Stopping a full crawl in its tracks is not a good idea – you should instead use preventative measures to prevent it in the first place:
- Stopping the search service via Central Administration removes the entire index and scopes etc. and is therefore not a practical option.
- Stopping the service manually via services.msc can result in the Search Administration site becoming unresponsive and is therefore not recommended under normal circumstances. In the end I had to restart both the “Windows SharePoint Services Search” and “Office SharePoint Server Search” services to get the site working again. Even then, it only became available when the full crawl finished. In particular, if the “Office SharePoint Server Search” hangs whilst stopping it’s normally a sure sign that you will run into issues.

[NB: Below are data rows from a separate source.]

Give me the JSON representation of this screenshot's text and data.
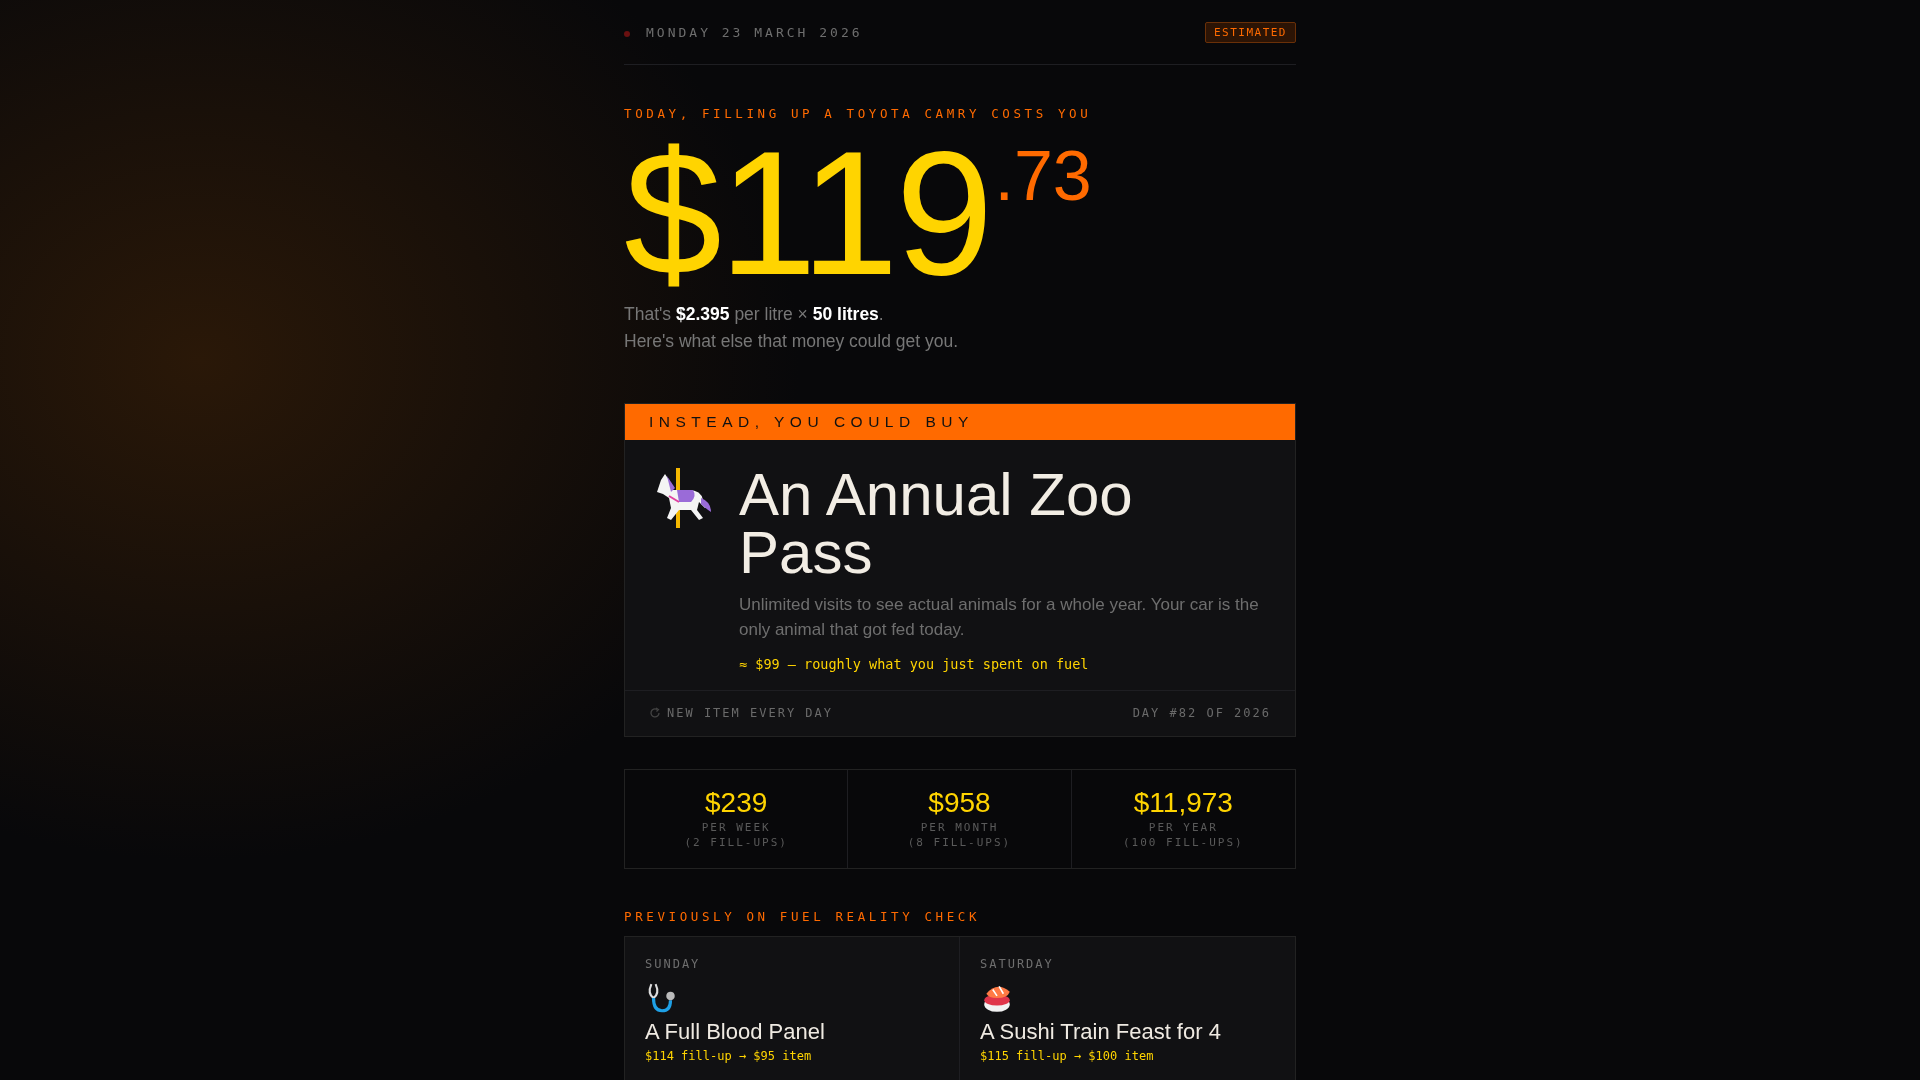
{
  "header": {
    "date": "MONDAY 23 MARCH 2026",
    "badge": "ESTIMATED"
  },
  "hero": {
    "label": "TODAY, FILLING UP A TOYOTA CAMRY COSTS YOU",
    "price_whole": "$119",
    "price_cents": ".73",
    "detail": "That's **$2.395** per litre × **50 litres**.",
    "subline": "Here's what else that money could get you."
  },
  "feature": {
    "banner": "INSTEAD, YOU COULD BUY",
    "kind": "carousel-horse",
    "title": "An Annual Zoo Pass",
    "description": "Unlimited visits to see actual animals for a whole year. Your car is the only animal that got fed today.",
    "comparison": "≈ $99 — roughly what you just spent on fuel",
    "footer_left": "NEW ITEM EVERY DAY",
    "footer_right": "DAY #82 OF 2026"
  },
  "stats": [
    {
      "amount": "$239",
      "period": "PER WEEK",
      "fillups": "(2 FILL-UPS)"
    },
    {
      "amount": "$958",
      "period": "PER MONTH",
      "fillups": "(8 FILL-UPS)"
    },
    {
      "amount": "$11,973",
      "period": "PER YEAR",
      "fillups": "(100 FILL-UPS)"
    }
  ],
  "previous": {
    "heading": "PREVIOUSLY ON FUEL REALITY CHECK",
    "items": [
      {
        "day": "SUNDAY",
        "kind": "stethoscope",
        "title": "A Full Blood Panel",
        "note": "$114 fill-up → $95 item"
      },
      {
        "day": "SATURDAY",
        "kind": "sushi",
        "title": "A Sushi Train Feast for 4",
        "note": "$115 fill-up → $100 item"
      }
    ]
  }
}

- Either action above can necessitate a reset of all crawled content. This is not pretty – and can take a long time in a large farm – but is in some cases the only way of preventing later crawls from hanging indefinitely. Use this as a last resort if the above information doesn’t help you and keep in mind that search will be effectively unavailable until the full crawl has finished.
I hope this post is helpful to anyone suffering from any of the symptoms above during a full crawl.